Renzo Rosso è professore ordinario di Costruzioni Idrauliche e Marittime e Idrologia nel Politecnico di Milano: "Non è colpa del fiume, nel senso che la pila non è stata scalzata"
“Non è colpa del fiume, nel senso che la pila non è stata scalzata“. Renzo Rosso è professore ordinario di Costruzioni Idrauliche e Marittime e Idrologia nel Politecnico di Milano. Il crollo di ponte Morandi, che ha ucciso almeno 22 persone, “non è dovuto all’erosione o a una ragione idraulica“.
Una lingua d’asfalto lunga 1.182 metri, sospesa a 45 metri d’altezza su tre piloni in cemento armato alti 90 metri, con una luce massima di 210 metri. Il viadotto, progettato da Riccardo Morandi e costruito tra il 1963 e il 1967 dalla Società Italiana per Condotte d’Acqua, sovrastava il torrente Polcevera, tra i quartieri di Sampierdarena e Cornigliano. “Sicuramente è un ponte molto ardito e delicato dal punto di vista strutturale e ha uno schema estremamente complicato – spiega Rosso – ad esempio, gli stralli non sono realizzati in metallo ma in cemento armato precompresso, perché all’epoca in cui venne costruito era un’innovazione tecnologica importante farli in quel modo. Esemplari simili furono costruiti in diverse parti del mondo”.
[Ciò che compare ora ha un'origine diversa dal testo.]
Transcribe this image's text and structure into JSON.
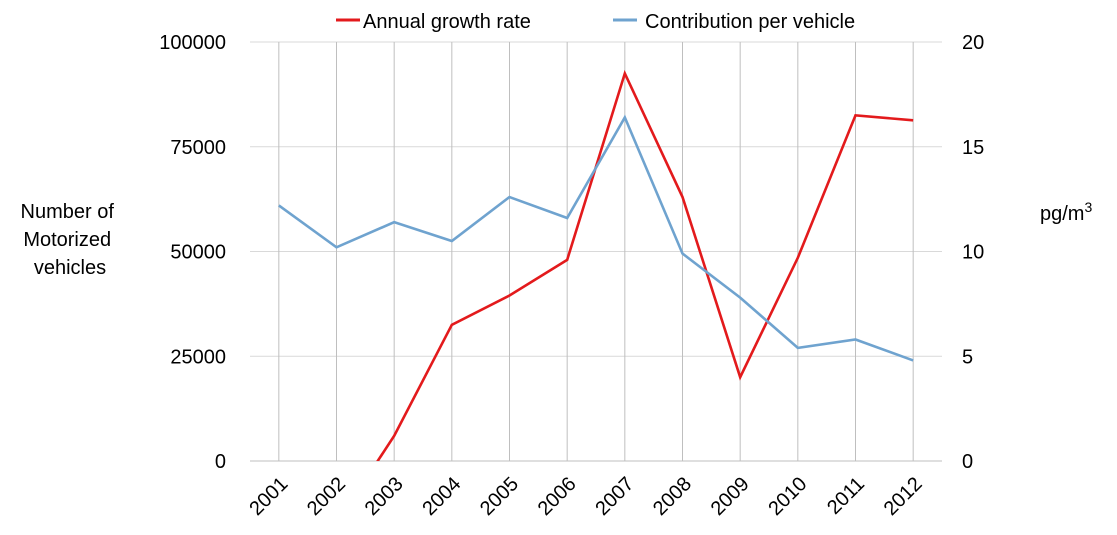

Una struttura complessa, caratterizzata nel corso dei decenni da una continua necessità di manutenzione. “E’ stato finito nel 1967 e dopo il completamento è sempre stato un cantiere“, conferma il docente. Sull’infrastruttura, ricorda in una nota Autostrade per l’Italia, “erano in corso lavori di consolidamento della soletta del viadotto e come da progetto, era stato installato un carro-ponte per consentire lo svolgimento delle attività di manutenzione”. “Quindi non era un ponte abbandonato a se stesso – prosegue Rosso – la manutenzione della soletta del viadotto non ha a che fare con la tenuta strutturale del ponte, però in una struttura così complessa basta che un elemento vada in crisi perché quest’ultima si propaghi facilmente al resto della struttura”.
Il viadotto è stato costruito in quel modo in quel punto perché allora era “l’unico modo per passare in quota, a un’altezza di 50 metri, su un fiume che è largo 100 metri per evitare di mettere i piloni in mezzo al fiume. Un fiume che nel 1970 esondò e fece un sacco di morti. E’ una grande opera di ingegneria, ma oggi probabilmente non verrebbe costruito più così”.
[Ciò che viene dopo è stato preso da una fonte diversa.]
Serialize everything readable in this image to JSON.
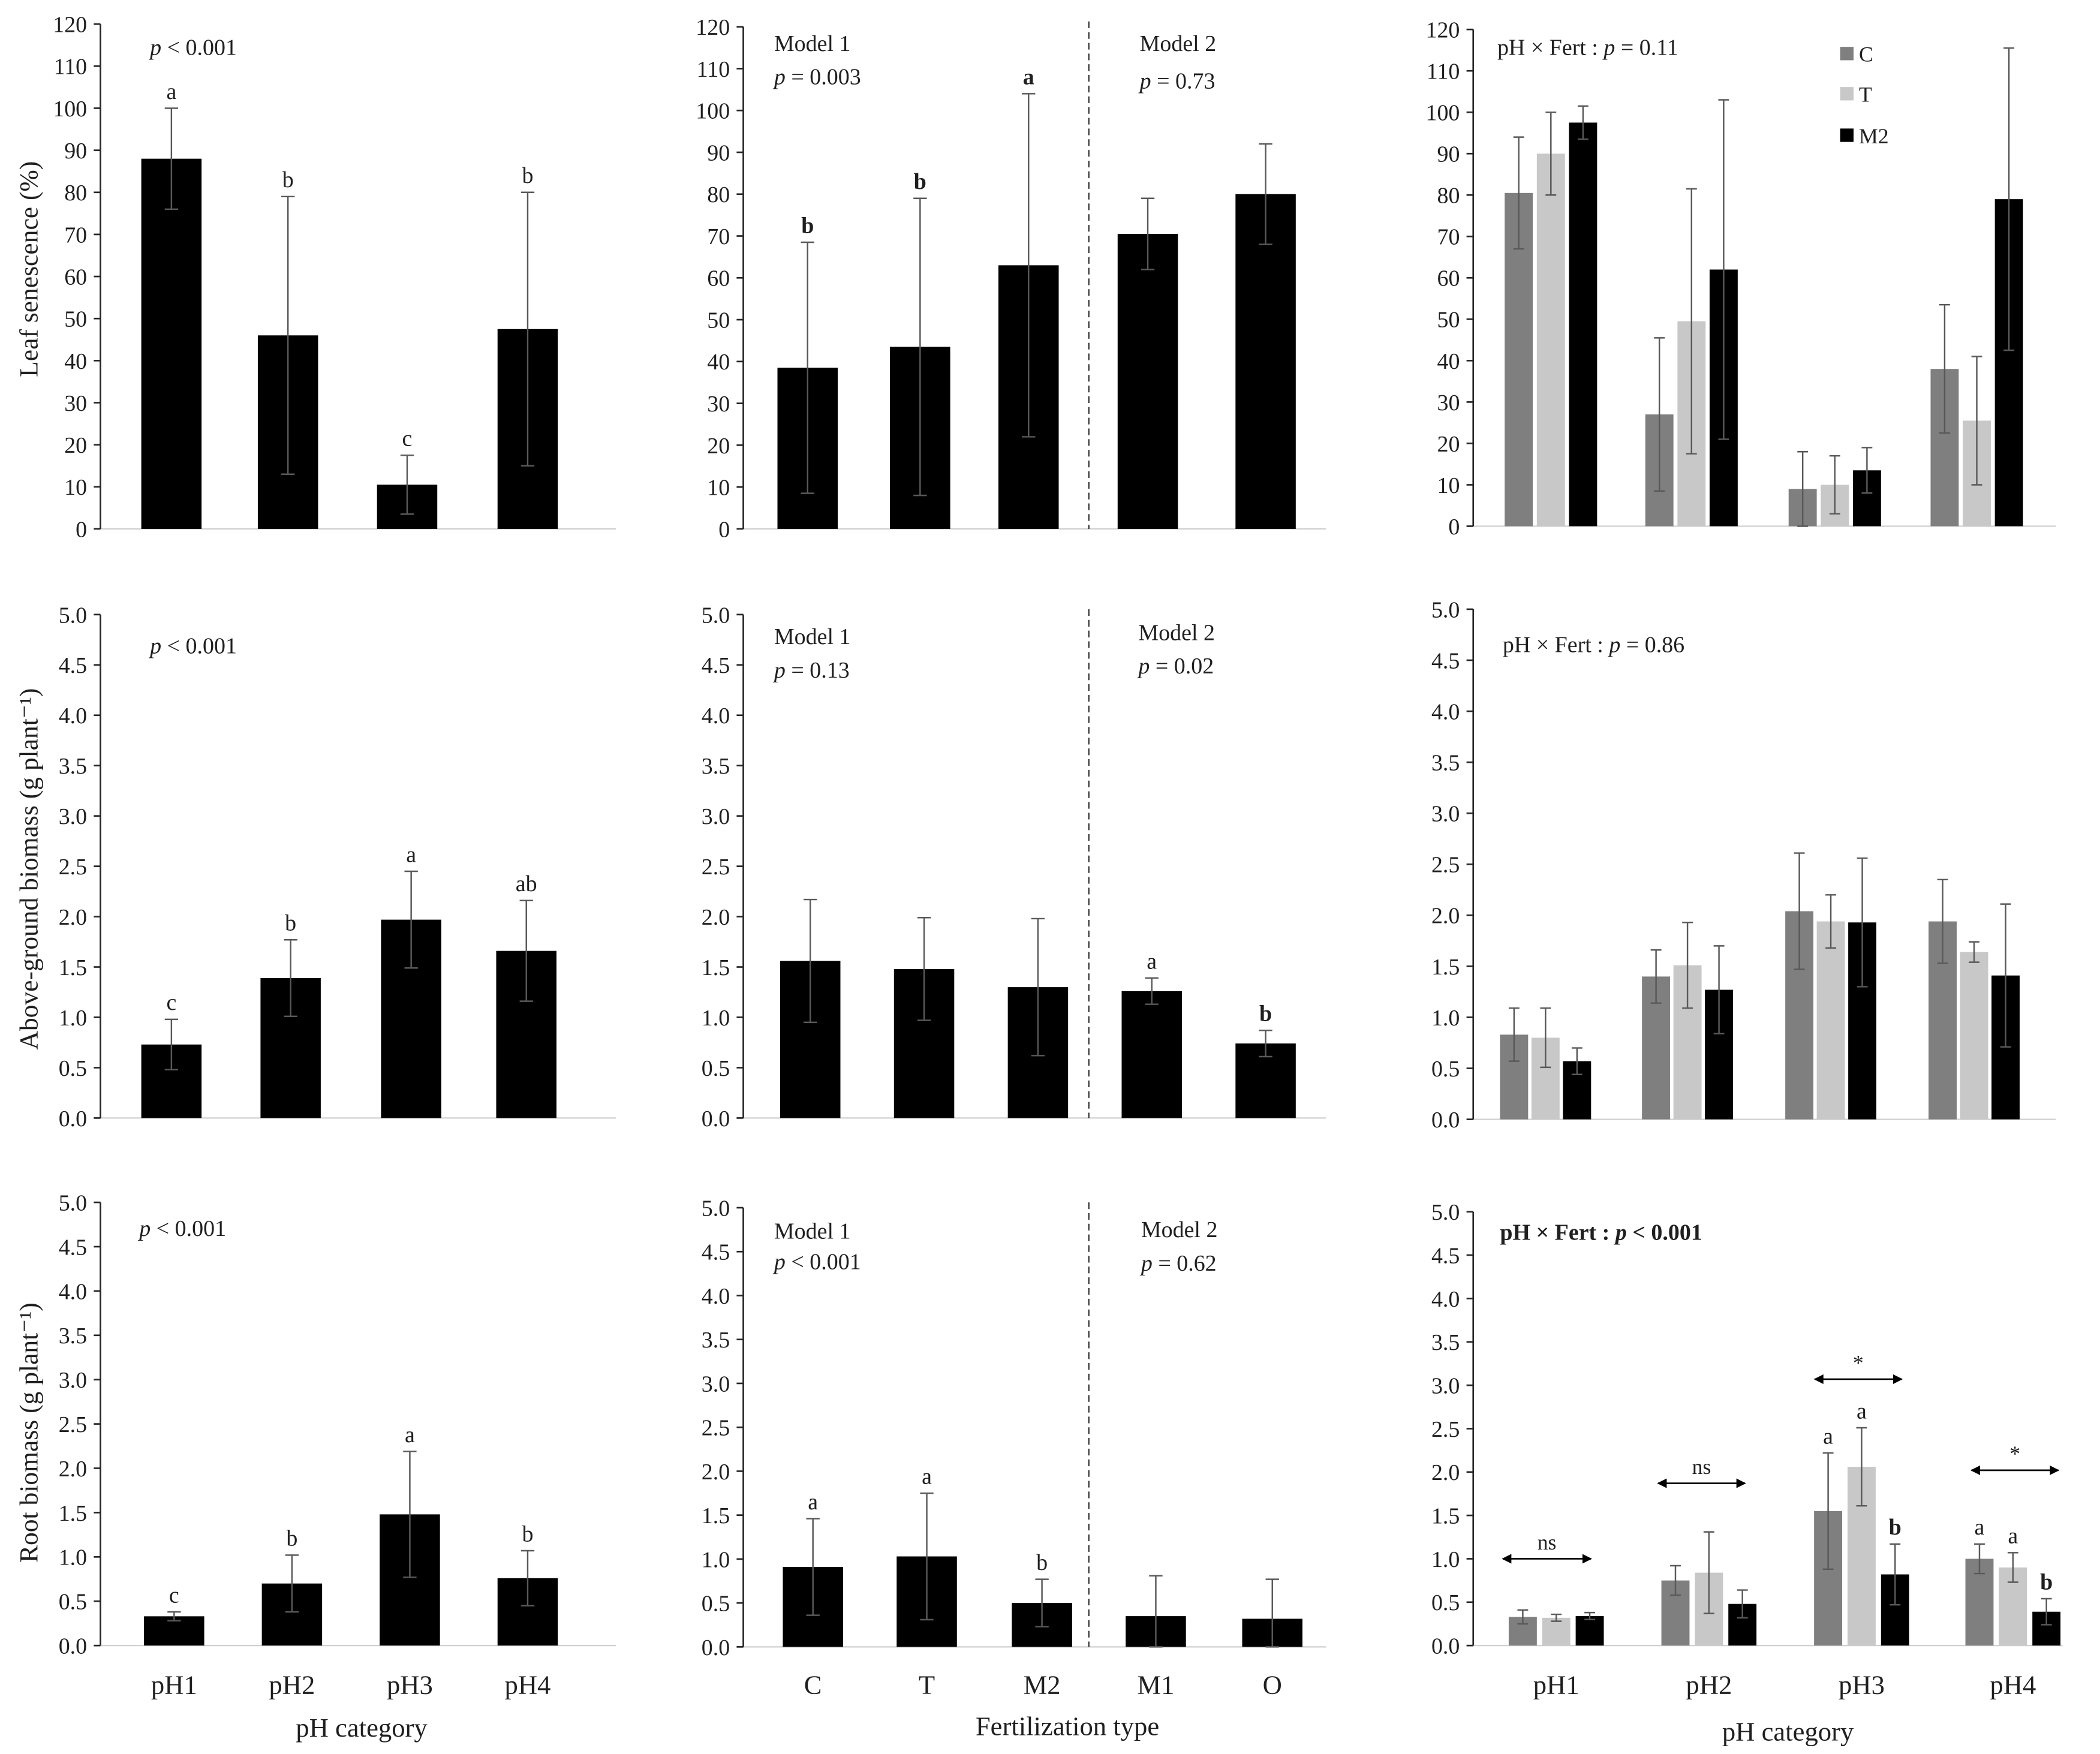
{
  "chart_data": {
    "type": "bar",
    "bar_color": "#000000",
    "columns": [
      {
        "categories": [
          "pH1",
          "pH2",
          "pH3",
          "pH4"
        ],
        "xlabel": "pH category"
      },
      {
        "categories": [
          "C",
          "T",
          "M2",
          "M1",
          "O"
        ],
        "xlabel": "Fertilization type"
      },
      {
        "categories": [
          "pH1",
          "pH2",
          "pH3",
          "pH4"
        ],
        "xlabel": "pH category",
        "legend": [
          {
            "name": "C",
            "color": "#7f7f7f"
          },
          {
            "name": "T",
            "color": "#c8c8c8"
          },
          {
            "name": "M2",
            "color": "#000000"
          }
        ]
      }
    ],
    "rows": [
      {
        "ylabel": "Leaf senescence (%)",
        "ylim": [
          0,
          120
        ],
        "yticks": [
          "0",
          "10",
          "20",
          "30",
          "40",
          "50",
          "60",
          "70",
          "80",
          "90",
          "100",
          "110",
          "120"
        ],
        "panels": [
          {
            "annotation": "p < 0.001",
            "series": [
              {
                "values": [
                  88,
                  46,
                  10.5,
                  47.5
                ],
                "errors": [
                  12,
                  33,
                  7,
                  32.5
                ],
                "letters": [
                  "a",
                  "b",
                  "c",
                  "b"
                ]
              }
            ]
          },
          {
            "models": [
              {
                "label": "Model 1",
                "test": "p = 0.003"
              },
              {
                "label": "Model 2",
                "test": "p = 0.73"
              }
            ],
            "series": [
              {
                "values": [
                  38.5,
                  43.5,
                  63,
                  70.5,
                  80
                ],
                "errors": [
                  30,
                  35.5,
                  41,
                  8.5,
                  12
                ],
                "letters": [
                  "b",
                  "b",
                  "a",
                  "",
                  ""
                ]
              }
            ]
          },
          {
            "annotation": "pH × Fert : p = 0.11",
            "series": [
              {
                "values": [
                  80.5,
                  27,
                  9,
                  38
                ],
                "errors": [
                  13.5,
                  18.5,
                  9,
                  15.5
                ]
              },
              {
                "values": [
                  90,
                  49.5,
                  10,
                  25.5
                ],
                "errors": [
                  10,
                  32,
                  7,
                  15.5
                ]
              },
              {
                "values": [
                  97.5,
                  62,
                  13.5,
                  79
                ],
                "errors": [
                  4,
                  41,
                  5.5,
                  36.5
                ]
              }
            ]
          }
        ]
      },
      {
        "ylabel": "Above-ground biomass (g plant⁻¹)",
        "ylim": [
          0,
          5
        ],
        "yticks": [
          "0.0",
          "0.5",
          "1.0",
          "1.5",
          "2.0",
          "2.5",
          "3.0",
          "3.5",
          "4.0",
          "4.5",
          "5.0"
        ],
        "panels": [
          {
            "annotation": "p < 0.001",
            "series": [
              {
                "values": [
                  0.73,
                  1.39,
                  1.97,
                  1.66
                ],
                "errors": [
                  0.25,
                  0.38,
                  0.48,
                  0.5
                ],
                "letters": [
                  "c",
                  "b",
                  "a",
                  "ab"
                ]
              }
            ]
          },
          {
            "models": [
              {
                "label": "Model 1",
                "test": "p = 0.13"
              },
              {
                "label": "Model 2",
                "test": "p = 0.02"
              }
            ],
            "series": [
              {
                "values": [
                  1.56,
                  1.48,
                  1.3,
                  1.26,
                  0.74
                ],
                "errors": [
                  0.61,
                  0.51,
                  0.68,
                  0.13,
                  0.13
                ],
                "letters": [
                  "",
                  "",
                  "",
                  "a",
                  "b"
                ]
              }
            ]
          },
          {
            "annotation": "pH × Fert : p = 0.86",
            "series": [
              {
                "values": [
                  0.83,
                  1.4,
                  2.04,
                  1.94
                ],
                "errors": [
                  0.26,
                  0.26,
                  0.57,
                  0.41
                ]
              },
              {
                "values": [
                  0.8,
                  1.51,
                  1.94,
                  1.64
                ],
                "errors": [
                  0.29,
                  0.42,
                  0.26,
                  0.1
                ]
              },
              {
                "values": [
                  0.57,
                  1.27,
                  1.93,
                  1.41
                ],
                "errors": [
                  0.13,
                  0.43,
                  0.63,
                  0.7
                ]
              }
            ]
          }
        ]
      },
      {
        "ylabel": "Root biomass (g plant⁻¹)",
        "ylim": [
          0,
          5
        ],
        "yticks": [
          "0.0",
          "0.5",
          "1.0",
          "1.5",
          "2.0",
          "2.5",
          "3.0",
          "3.5",
          "4.0",
          "4.5",
          "5.0"
        ],
        "panels": [
          {
            "annotation": "p < 0.001",
            "series": [
              {
                "values": [
                  0.33,
                  0.7,
                  1.48,
                  0.76
                ],
                "errors": [
                  0.05,
                  0.32,
                  0.71,
                  0.31
                ],
                "letters": [
                  "c",
                  "b",
                  "a",
                  "b"
                ]
              }
            ]
          },
          {
            "models": [
              {
                "label": "Model 1",
                "test": "p < 0.001"
              },
              {
                "label": "Model 2",
                "test": "p = 0.62"
              }
            ],
            "series": [
              {
                "values": [
                  0.91,
                  1.03,
                  0.5,
                  0.35,
                  0.32
                ],
                "errors": [
                  0.55,
                  0.72,
                  0.27,
                  0.46,
                  0.45
                ],
                "letters": [
                  "a",
                  "a",
                  "b",
                  "",
                  ""
                ]
              }
            ]
          },
          {
            "annotation": "pH × Fert : p < 0.001",
            "series": [
              {
                "values": [
                  0.33,
                  0.75,
                  1.55,
                  1.0
                ],
                "errors": [
                  0.08,
                  0.17,
                  0.67,
                  0.17
                ],
                "letters": [
                  "",
                  "",
                  "a",
                  "a"
                ]
              },
              {
                "values": [
                  0.32,
                  0.84,
                  2.06,
                  0.9
                ],
                "errors": [
                  0.04,
                  0.47,
                  0.45,
                  0.17
                ],
                "letters": [
                  "",
                  "",
                  "a",
                  "a"
                ]
              },
              {
                "values": [
                  0.34,
                  0.48,
                  0.82,
                  0.39
                ],
                "errors": [
                  0.04,
                  0.16,
                  0.35,
                  0.15
                ],
                "letters": [
                  "",
                  "",
                  "b",
                  "b"
                ]
              }
            ],
            "group_tests": [
              "ns",
              "ns",
              "*",
              "*"
            ]
          }
        ]
      }
    ]
  }
}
Durante il crollo del viadotto Genova era spazzata da un violento nubifragio. Una “bomba d’acqua”, come la chiamano i meteorologi, che si era abbattuta sulla città dalla mattinata. “In passato si sono verificati fenomeni di risonanza degli agenti atmosferici, come accaduto a Tacoma, negli Stati Uniti, il cui ponte venne giù nel 1940 anche a causa di forti raffiche di vento. Ponte Morandi, invece, è un ponte ardito ma abbastanza poco sensibile al vento”.